The current U.S. political and economic climate does not play a significant role in MBA applicants’ decision of where to study, according to the results of our annual survey of business school candidates. This year, 70% of respondents were unswayed by the disruptive U.S. political climate, and 8% were more likely to apply to U.S. MBA programs.
In addition, among the 22% who reported they were less likely to apply because of the current U.S. climate, 82% of that group is still applying to U.S. MBA programs anyway.
The survey findings suggest that the so-called “Trump effect” that is often attributed to falling application volume at U.S. business schools is having little impact on the top-tier MBA programs, such as Harvard Business School or Wharton.
Instead, MBA applicants were far more concerned about getting into a top U.S. MBA program (85% said this was a concern), funding their MBA (59%), and writing a high-quality application while working (51%). Recruiting post MBA, at 36%, and the U.S. political climate, at 14%, were not major concerns.
Reputation is a Key Indicator
Reputation remains a key priority for business school applicants applying to all MBA programs. Seventy-five percent of respondents said that reputation is stronger for U.S. MBA programs than international programs, and that 75% value was consistent between international and US respondents. The ability to accelerate career paths and improve professional networks in the U.S were additional advantages of U.S MBA programs, according to the Survey results.
Irrespective of the U.S. political and economic climate, reputable MBA programs are highly coveted, with strong preferences among all MBA candidates for the top-10 business schools in the U.S. Fifty-seven percent of respondents, U.S. and international, are applying to the top-10 U.S. MBA courses.
Overall, 88% of U.S. respondents and 54% of international respondents were applying exclusively to U.S. MBA programs of any rank. Most international applicants cast a wider net due to the competitive admissions process of the top U.S. MBA programs.
“MBA applicant demand directly relates to a business school’s reputation and brand,” says Esther Magna, Principal at Stacy Blackman Consulting.
“As a result, top MBA program brands, including Harvard and Wharton, will likely see a smaller decrease in applicant volume, whereas less-regarded MBA programs will experience a greater decrease in applicant volume in this very strong US economy, which tends to reduce demand for MBA education.”
U.S. Business Schools Remain a Top Choice for MBA Applicants
U.S. MBA programs of any rank are significantly more popular than European, or other non-US programs, among survey respondents. 4% of international respondents are applying to European MBA programs, and are not applying to U.S. programs.

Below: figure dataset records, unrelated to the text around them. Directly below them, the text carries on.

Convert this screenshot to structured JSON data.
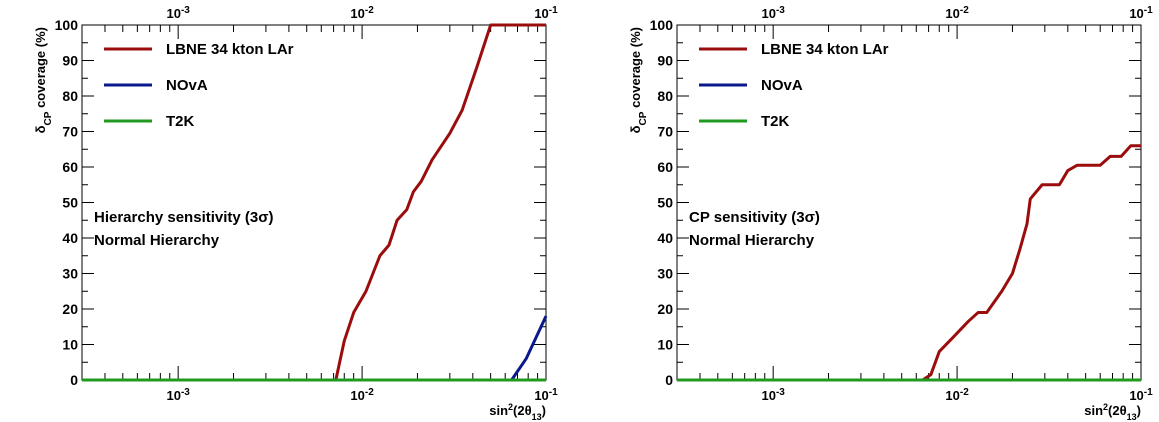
{
  "chart_data": [
    {
      "type": "line",
      "title": "",
      "xlabel": "sin²(2θ13)",
      "ylabel": "δCP coverage (%)",
      "x_scale": "log",
      "xlim": [
        0.0003,
        0.1
      ],
      "ylim": [
        0,
        100
      ],
      "x_ticks": [
        0.001,
        0.01,
        0.1
      ],
      "x_tick_labels": [
        "10-3",
        "10-2",
        "10-1"
      ],
      "y_ticks": [
        0,
        10,
        20,
        30,
        40,
        50,
        60,
        70,
        80,
        90,
        100
      ],
      "legend_position": "top-left",
      "annotations": [
        "Hierarchy sensitivity (3σ)",
        "Normal Hierarchy"
      ],
      "series": [
        {
          "name": "LBNE 34 kton LAr",
          "color": "#9b0d0d",
          "points": [
            [
              0.0003,
              0
            ],
            [
              0.0072,
              0
            ],
            [
              0.008,
              11
            ],
            [
              0.009,
              19
            ],
            [
              0.0105,
              25
            ],
            [
              0.0125,
              35
            ],
            [
              0.014,
              38
            ],
            [
              0.0155,
              45
            ],
            [
              0.0175,
              48
            ],
            [
              0.019,
              53
            ],
            [
              0.021,
              56
            ],
            [
              0.024,
              62
            ],
            [
              0.03,
              69.5
            ],
            [
              0.035,
              76
            ],
            [
              0.042,
              88
            ],
            [
              0.05,
              100
            ],
            [
              0.1,
              100
            ]
          ]
        },
        {
          "name": "NOvA",
          "color": "#0a1a8c",
          "points": [
            [
              0.0003,
              0
            ],
            [
              0.065,
              0
            ],
            [
              0.078,
              6
            ],
            [
              0.1,
              18
            ]
          ]
        },
        {
          "name": "T2K",
          "color": "#1f9a1f",
          "points": [
            [
              0.0003,
              0
            ],
            [
              0.1,
              0
            ]
          ]
        }
      ]
    },
    {
      "type": "line",
      "title": "",
      "xlabel": "sin²(2θ13)",
      "ylabel": "δCP coverage (%)",
      "x_scale": "log",
      "xlim": [
        0.0003,
        0.1
      ],
      "ylim": [
        0,
        100
      ],
      "x_ticks": [
        0.001,
        0.01,
        0.1
      ],
      "x_tick_labels": [
        "10-3",
        "10-2",
        "10-1"
      ],
      "y_ticks": [
        0,
        10,
        20,
        30,
        40,
        50,
        60,
        70,
        80,
        90,
        100
      ],
      "legend_position": "top-left",
      "annotations": [
        "CP sensitivity (3σ)",
        "Normal Hierarchy"
      ],
      "series": [
        {
          "name": "LBNE 34 kton LAr",
          "color": "#9b0d0d",
          "points": [
            [
              0.0003,
              0
            ],
            [
              0.0065,
              0
            ],
            [
              0.0072,
              1.5
            ],
            [
              0.008,
              8
            ],
            [
              0.0095,
              12
            ],
            [
              0.0115,
              16.5
            ],
            [
              0.013,
              19
            ],
            [
              0.0145,
              19
            ],
            [
              0.0175,
              25
            ],
            [
              0.02,
              30
            ],
            [
              0.022,
              37
            ],
            [
              0.024,
              44
            ],
            [
              0.025,
              51
            ],
            [
              0.029,
              55
            ],
            [
              0.036,
              55
            ],
            [
              0.04,
              59
            ],
            [
              0.045,
              60.5
            ],
            [
              0.06,
              60.5
            ],
            [
              0.068,
              63
            ],
            [
              0.078,
              63
            ],
            [
              0.088,
              66
            ],
            [
              0.1,
              66
            ]
          ]
        },
        {
          "name": "NOvA",
          "color": "#0a1a8c",
          "points": [
            [
              0.0003,
              0
            ],
            [
              0.1,
              0
            ]
          ]
        },
        {
          "name": "T2K",
          "color": "#1f9a1f",
          "points": [
            [
              0.0003,
              0
            ],
            [
              0.1,
              0
            ]
          ]
        }
      ]
    }
  ]
}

The majority of the international MBA applicants who apply to European courses are also applying to U.S. programs. Most candidates who were applying to European MBAs, such as at INSEAD or London Business School, said that the shorter duration and lower tuition costs were among their key priorities.

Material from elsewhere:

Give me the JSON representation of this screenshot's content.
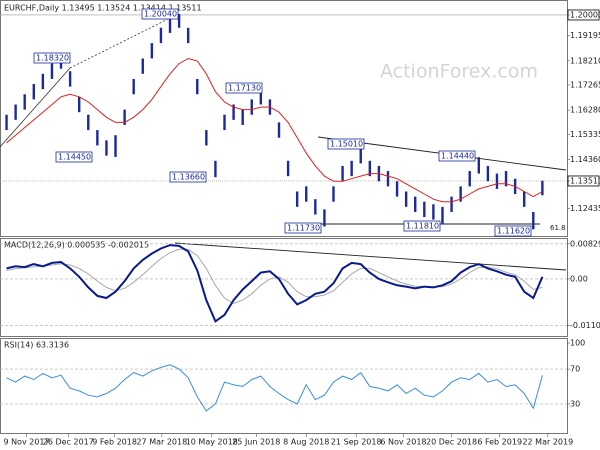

“Applicants see an MBA as a long-term investment in their future,” says Beth Tidmarsh, a former Kellogg School MBA Admissions Officer, now on the Stacy Blackman Consulting team.
As we shared with Find MBA, the relatively high cost of top-tier US MBA programs is offset by the large salary increases achieved by their students on graduation.
“Thus, the long-term brand reputation and credentials of a top tier b-school are appealing, and international candidates may be willing to overlook the temporary political environment. The top-tier schools are coveted because the value of the education translates back to many countries.”
However, the cost of the MBA program relative to salary potential can be a concern for lower ranked MBA programs that lack a strong global brand and alumni network, which are more vulnerable.
The survey found that 69% of respondents believe there will be fewer international students within U.S. MBA programs in the current political climate. In addition, 47.1% believe there will be reduced recruiting options for international MBA candidates at U.S. business schools.
However, only 37.95% of survey respondents indicated that it was “very important” to have a highly diverse (40% international) MBA cohort. As one US-based respondent said: “International student representation is important, but more than 25% is not necessary.”
For Poets & Quants reaction to this year’s SBC survey findings, read Marc Ethier’s piece,For Applicants To Top MBA Programs, Trump No Deterrent.““
Additional key findings
Respondents surpassed 500 total. 46% were U.S. citizens applying for MBA programs and 54% were internationals. Additionally, 37% of the respondents were female, 61% male, and 2% unspecified. International respondents included 28% Indian Nationals and a mix from Asia, Europe, Middle East, South America, Africa and Canada.